Censoring out-of-domain representations

(An idea from a recent MIRI research workshop; similar to some ideas of Eric Drexler and others. Would need further development before it’s clear whether this would do anything interesting, let alone be a reliable part of a taskifying approach.)

If you take an AI capable of pretty general reasoning, and you ask it to do a task in a restricted domain, you can’t necessarily count on it to find a solution that stays conceptually within that domain. This covers a couple of different failure modes, including wireheading (the AI modifies its own sensory inputs rather than the external object you wanted it to modify) and manipulation of humans (the AI influences human psychology rather than the thing you wanted it to directly affect).

Directly forbidding actions outside a domain seems tricky if we can’t define the domain in closed form (this is especially the case if we have an AI affecting humans, and we don’t want it to develop models of human psychology sufficient for manipulating them). One thing we could try instead is ensuring that the AI doesn’t “know too much”, in its internal representations, outside its domain.

“Know too much”, here, can be defined in the sense of Censoring Representations with an Adversary. We add to our network some additional networks seeking to extract out-of-domain information from internal representations, and then by reversing the sign of the backprop from that network to the representation, we cause it to erase such information.

Furthermore, so that we don’t destroy any hope of decent task performance, we can erase out-of-domain information only to the degree that it exceeds the info from some known-safe “black box” model of the environment outside the domain.

Examples of tasks that we might want to use this on:

  • Play well on a suite of interactive fiction games, but without understanding human psychology any better than some baseline natural language model (e.g. test whether it can predict text conversations between humans).
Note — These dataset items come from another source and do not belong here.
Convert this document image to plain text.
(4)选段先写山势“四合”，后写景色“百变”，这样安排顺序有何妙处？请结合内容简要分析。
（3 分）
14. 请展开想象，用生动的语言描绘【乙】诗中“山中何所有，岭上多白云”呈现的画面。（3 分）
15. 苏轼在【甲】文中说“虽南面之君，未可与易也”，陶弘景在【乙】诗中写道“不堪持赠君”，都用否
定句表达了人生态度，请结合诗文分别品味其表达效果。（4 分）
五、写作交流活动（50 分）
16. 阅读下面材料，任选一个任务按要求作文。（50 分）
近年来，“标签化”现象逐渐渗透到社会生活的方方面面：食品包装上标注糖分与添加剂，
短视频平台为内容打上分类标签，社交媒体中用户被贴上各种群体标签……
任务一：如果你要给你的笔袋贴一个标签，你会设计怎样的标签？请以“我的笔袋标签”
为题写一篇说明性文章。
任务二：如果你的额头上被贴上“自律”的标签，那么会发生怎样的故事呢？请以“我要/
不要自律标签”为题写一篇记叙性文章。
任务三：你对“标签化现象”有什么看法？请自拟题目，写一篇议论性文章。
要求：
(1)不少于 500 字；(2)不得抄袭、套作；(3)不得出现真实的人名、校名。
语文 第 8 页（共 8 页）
  • Optimize the newsfeed algorithm for a social network, as measured by analytics data, again without learning human psychology beyond some simple baseline model.

  • Do engineering or chemistry within a physically enclosed box, without learning anything about the world outside that box beyond a simple model of it (e.g. ask it questions about external objects, including the AI’s own hardware, which you’ve put outside the box for obvious reasons).

Question: Is there an extremely simple toy example we could test out on current systems without human input?